4. The method of preparing a flame retardant liquid electrolyte as claimed in claim 1, wherein the phosphate ester solvent is selected from one or both of trimethyl phosphate and triethyl phosphate.

5. The method of claim 1, wherein the negative electrode protecting agent is one or both of fluoroethylene carbonate and ethylene carbonate.

6. The method of claim 1, wherein said commercial electrolyte comprises lithium hexafluorophosphate as a solute and at least one of ethylene carbonate or diethyl carbonate or dimethyl carbonate as a solvent.

7. The method of claim 1, wherein the liquid flame-retardant electrolyte comprises 35 to 45 vol%, 40 to 60 vol%, and 5 to 20 vol% of the base electrolyte, the commercial electrolyte, and the negative electrode protective agent.
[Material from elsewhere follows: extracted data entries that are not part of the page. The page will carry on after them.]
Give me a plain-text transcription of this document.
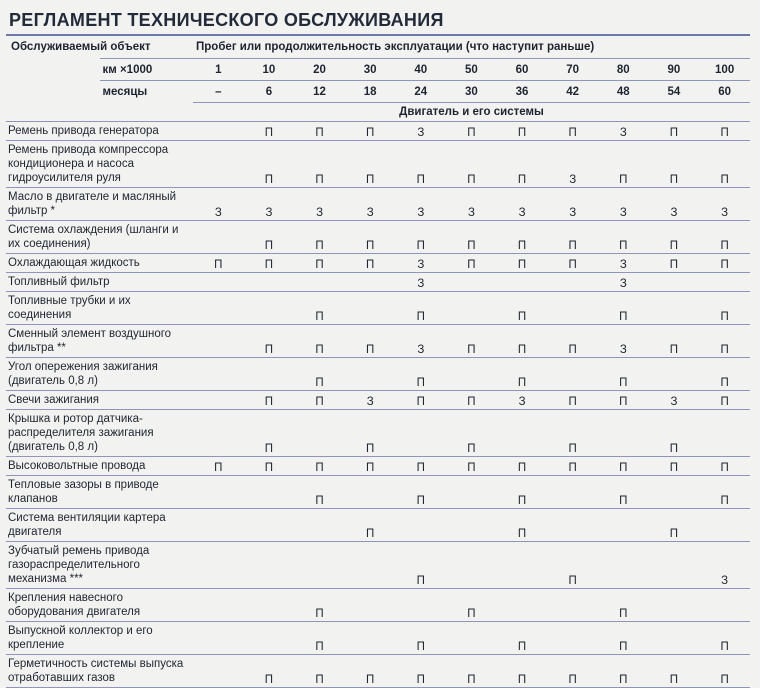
РЕГЛАМЕНТ ТЕХНИЧЕСКОГО ОБСЛУЖИВАНИЯ
Обслуживаемый объект		Пробег или продолжительность эксплуатации (что наступит раньше)										
	км ×1000	1	10	20	30	40	50	60	70	80	90	100
	месяцы	–	6	12	18	24	30	36	42	48	54	60
		Двигатель и его системы										
Ремень привода генератора			П	П	П	З	П	П	П	З	П	П
Ремень привода компрессора кондиционера и насоса гидроусилителя руля			П	П	П	П	П	П	З	П	П	П
Масло в двигателе и масляный фильтр *		З	З	З	З	З	З	З	З	З	З	З
Система охлаждения (шланги и их соединения)			П	П	П	П	П	П	П	П	П	П
Охлаждающая жидкость		П	П	П	П	З	П	П	П	З	П	П
Топливный фильтр						З				З		
Топливные трубки и их соединения				П		П		П		П		П
Сменный элемент воздушного фильтра **			П	П	П	З	П	П	П	З	П	П
Угол опережения зажигания (двигатель 0,8 л)				П		П		П		П		П
Свечи зажигания			П	П	З	П	П	З	П	П	З	П
Крышка и ротор датчика-распределителя зажигания (двигатель 0,8 л)			П		П		П		П		П	
Высоковольтные провода		П	П	П	П	П	П	П	П	П	П	П
Тепловые зазоры в приводе клапанов				П		П		П		П		П
Система вентиляции картера двигателя					П			П			П	
Зубчатый ремень привода газораспределительного механизма ***						П			П			З
Крепления навесного оборудования двигателя				П			П			П		
Выпускной коллектор и его крепление				П		П		П		П		П
Герметичность системы выпуска отработавших газов			П	П	П	П	П	П	П	П	П	П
8. A flame-retardant liquid electrolyte prepared by the method for preparing a flame-retardant liquid electrolyte according to any one of claims 1 to 7.

9. A preparation method of a lithium battery is characterized by comprising the following steps: respectively attaching a positive electrode material and a negative electrode material to both sides of the flame-retardant liquid electrolyte according to claim 8, and heating and polymerizing to obtain the lithium battery.

10. A lithium battery comprising the flame-retardant liquid electrolyte according to claim 8, and a positive electrode material and a negative electrode material attached to both sides of the flame-retardant liquid electrolyte.